While certain companies in the Indian pharmaceutical sector are expected to perform well, the overall growth of the market is slowing. Factors such as minimal drug price inflation and a Wholesale Price Index are contributing to this decline. However, the CRAMS segment and specific companies like Sun Pharma are likely to drive growth within the industry.

Growth Projections for Indian Pharmaceutical Companies

The Indian pharmaceutical sector is witnessing significant growth with various companies showing promising projections for their businesses both domestically and in the U.S. market. Here’s a detailed look at the anticipated performance of some key players in this industry.

Cipla's Steady Growth in India and the U.S.

Cipla's operations in India are expected to experience a solid increase, projected to grow at a high single-digit rate. This growth is largely attributed to the recent launch of the generic version of Lanreotide, which has gained traction since its introduction last quarter. In the U.S., Cipla's business is expected to remain stable with year-over-year (YoY) revenue growth estimated at 5%. Additionally, earnings before interest, taxes, depreciation, and remuneration (EBITDA) and profit after tax (PAT) are also projected to grow by 5% and 11%, respectively.

Dr. Reddy's Anticipated Double-Digit Growth

Dr. Reddy's Laboratories is set to see robust growth in its Indian market are primarily driven by a new distribution agreement with Sanofi Healthcare regarding its vaccine offerings. This partnership is expected to enhance their sales significantly. However, the company's performance in the U.S. market is predicted to remain flat on a quarter-over-quarter (QoQ) basis.
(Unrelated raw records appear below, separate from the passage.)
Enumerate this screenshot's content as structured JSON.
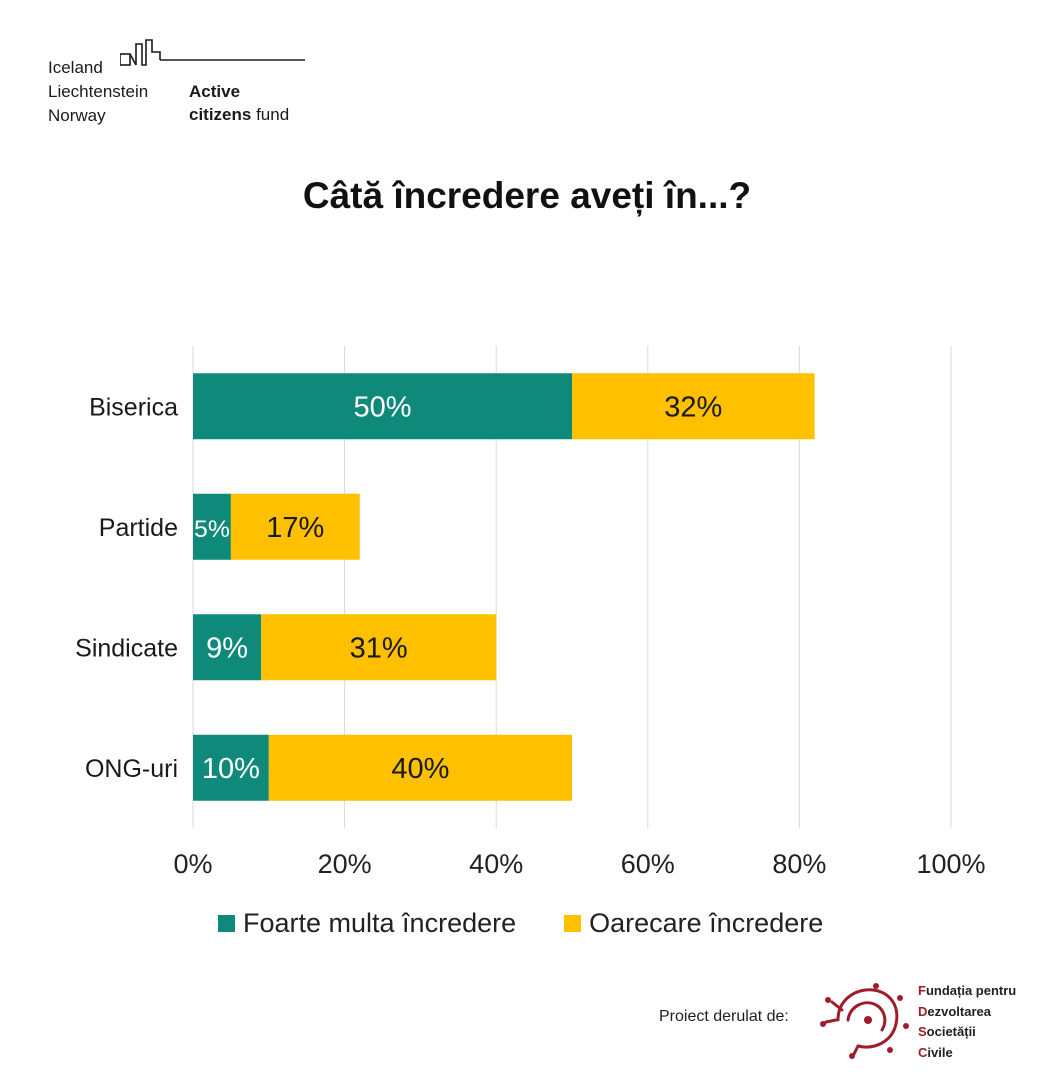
{
  "logo": {
    "countries": [
      "Iceland",
      "Liechtenstein",
      "Norway"
    ],
    "fund_line1": "Active",
    "fund_line2_bold": "citizens",
    "fund_line2_rest": " fund"
  },
  "title": "Câtă încredere aveți în...?",
  "colors": {
    "series1": "#0f8a7a",
    "series2": "#ffc000",
    "grid": "#d9d9d9",
    "accent": "#a01c2a"
  },
  "chart_data": {
    "type": "bar",
    "orientation": "horizontal",
    "stacked": true,
    "categories": [
      "Biserica",
      "Partide",
      "Sindicate",
      "ONG-uri"
    ],
    "series": [
      {
        "name": "Foarte multa încredere",
        "values": [
          50,
          5,
          9,
          10
        ],
        "labels": [
          "50%",
          "5%",
          "9%",
          "10%"
        ]
      },
      {
        "name": "Oarecare încredere",
        "values": [
          32,
          17,
          31,
          40
        ],
        "labels": [
          "32%",
          "17%",
          "31%",
          "40%"
        ]
      }
    ],
    "xlim": [
      0,
      100
    ],
    "xticks": [
      "0%",
      "20%",
      "40%",
      "60%",
      "80%",
      "100%"
    ],
    "grid": true,
    "legend_position": "bottom"
  },
  "footer": {
    "project_text": "Proiect derulat de:",
    "org_lines": [
      {
        "cap": "F",
        "rest": "undația pentru"
      },
      {
        "cap": "D",
        "rest": "ezvoltarea"
      },
      {
        "cap": "S",
        "rest": "ocietății"
      },
      {
        "cap": "C",
        "rest": "ivile"
      }
    ]
  }
}
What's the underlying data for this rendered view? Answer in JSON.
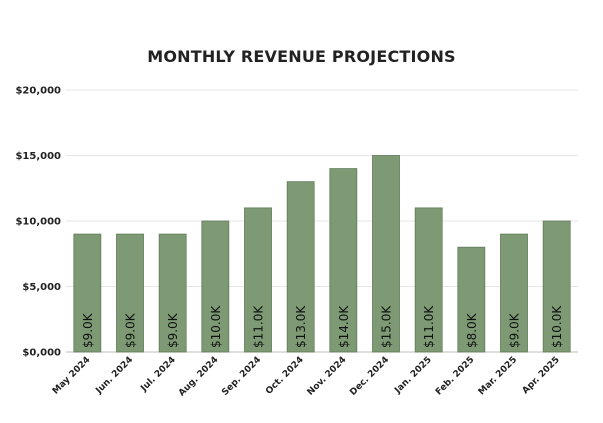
{
  "chart_data": {
    "type": "bar",
    "title": "MONTHLY REVENUE PROJECTIONS",
    "xlabel": "",
    "ylabel": "",
    "categories": [
      "May 2024",
      "Jun. 2024",
      "Jul. 2024",
      "Aug. 2024",
      "Sep. 2024",
      "Oct. 2024",
      "Nov. 2024",
      "Dec. 2024",
      "Jan. 2025",
      "Feb. 2025",
      "Mar. 2025",
      "Apr. 2025"
    ],
    "values": [
      9000,
      9000,
      9000,
      10000,
      11000,
      13000,
      14000,
      15000,
      11000,
      8000,
      9000,
      10000
    ],
    "data_labels": [
      "$9.0K",
      "$9.0K",
      "$9.0K",
      "$10.0K",
      "$11.0K",
      "$13.0K",
      "$14.0K",
      "$15.0K",
      "$11.0K",
      "$8.0K",
      "$9.0K",
      "$10.0K"
    ],
    "ylim": [
      0,
      20000
    ],
    "yticks": [
      0,
      5000,
      10000,
      15000,
      20000
    ],
    "ytick_labels": [
      "$0,000",
      "$5,000",
      "$10,000",
      "$15,000",
      "$20,000"
    ],
    "grid": true,
    "bar_color": "#7d9a74",
    "bar_edge_color": "#5f7a57"
  }
}
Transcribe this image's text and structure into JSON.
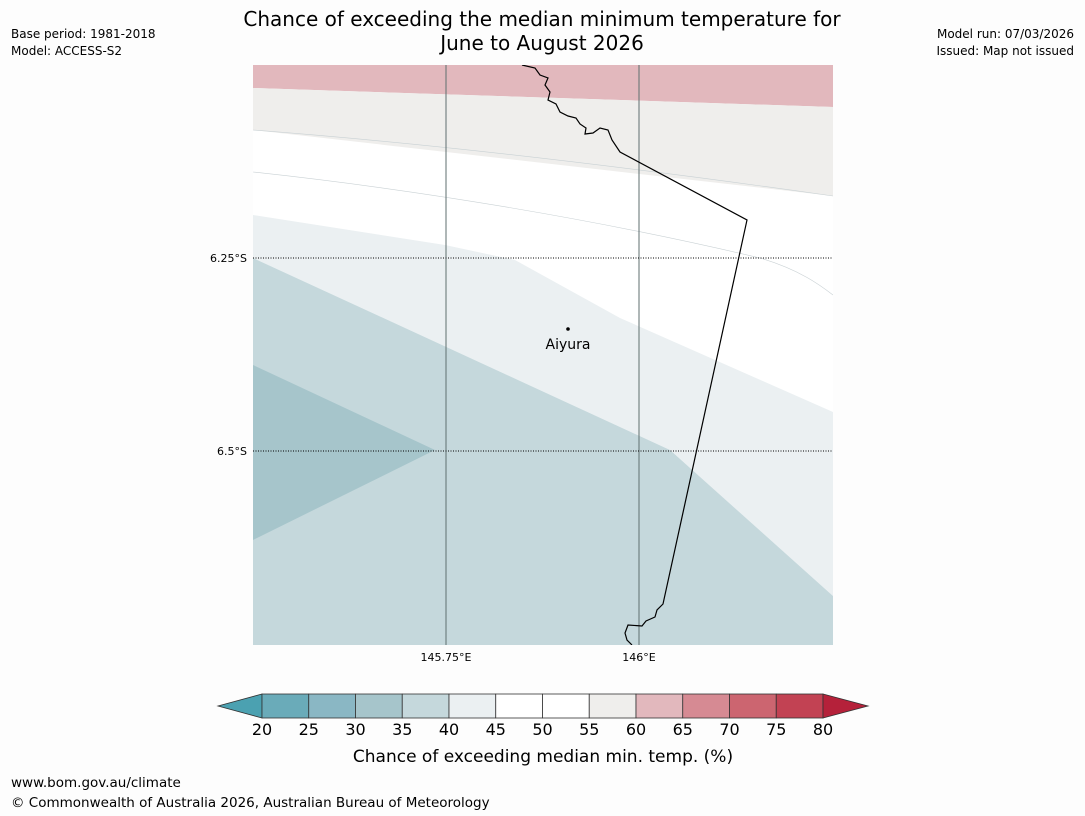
{
  "meta": {
    "base_period": "Base period: 1981-2018",
    "model": "Model: ACCESS-S2",
    "model_run": "Model run: 07/03/2026",
    "issued": "Issued: Map not issued"
  },
  "title": {
    "line1": "Chance of exceeding the median minimum temperature for",
    "line2": "June to August 2026"
  },
  "map": {
    "lat_labels": [
      "6.25°S",
      "6.5°S"
    ],
    "lon_labels": [
      "145.75°E",
      "146°E"
    ],
    "place": {
      "name": "Aiyura"
    },
    "regions": [
      {
        "name": "band-60-65",
        "bin": "60-65"
      },
      {
        "name": "band-55-60",
        "bin": "55-60"
      },
      {
        "name": "band-50-55",
        "bin": "50-55"
      },
      {
        "name": "band-45-50",
        "bin": "45-50"
      },
      {
        "name": "band-40-45",
        "bin": "40-45"
      },
      {
        "name": "band-35-40",
        "bin": "35-40"
      },
      {
        "name": "band-30-35",
        "bin": "30-35"
      }
    ]
  },
  "colorbar": {
    "ticks": [
      "20",
      "25",
      "30",
      "35",
      "40",
      "45",
      "50",
      "55",
      "60",
      "65",
      "70",
      "75",
      "80"
    ],
    "colors": [
      "#6aabb9",
      "#8ab7c4",
      "#a6c5cb",
      "#c5d8dc",
      "#ebf0f2",
      "#ffffff",
      "#ffffff",
      "#efeeec",
      "#e2b8bd",
      "#d68a93",
      "#cc6570",
      "#c24253"
    ],
    "low_extend_color": "#4ba1b1",
    "high_extend_color": "#b5213a",
    "label": "Chance of exceeding median min. temp. (%)"
  },
  "footer": {
    "url": "www.bom.gov.au/climate",
    "copyright": "© Commonwealth of Australia 2026, Australian Bureau of Meteorology"
  }
}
Overall, revenue is expected to increase by 2% QoQ and 13% YoY, while EBITDA and PAT are projected to rise by 6% and 9% QoQ.

Zydus Cadila's Mixed Performance

Zydus Cadila is forecasted to achieve mid-single-digit growth in its domestic branded formulations. However, its sales in the U.S. may see a slight decline on a sequential basis. The wellness segment of the company is anticipated to grow modestly but may experience a QoQ drop due to seasonal factors. Despite these challenges, Zydus expects impressive YoY growth figures: revenue is projected to rise by 20%, EBITDA by 79%, and PAT by an astonishing 107%.

Lupin's Promising Domestic and U.S. Sales

Lupin is expected to witness mid-to high-single-digit growth in its domestic business, boosted by consistent contributions from generic Spiriva along with new product launches such as gProlensa and gOracea in the U.S. For the year, Lupin anticipates a revenue increase of 12% with EBITDA climbing by 38% and PAT soaring by 64%.

Mankind's Recovery and Export Growth

Mankind Pharma's sales of domestic branded formulations are projected to grow in the low double digits, indicating a recovery in its consumer business. The company also expects its exports to increase significantly. Year-over-year figures for Mankind show promising growth projections: revenue is expected to rise by 14%, EBITDA by 17%, and PAT by 21%.

While each company faces unique challenges and opportunities within both domestic and international markets, the overall outlook for India's pharmaceutical sector remains optimistic as these firms adapt and innovate in response to market demands.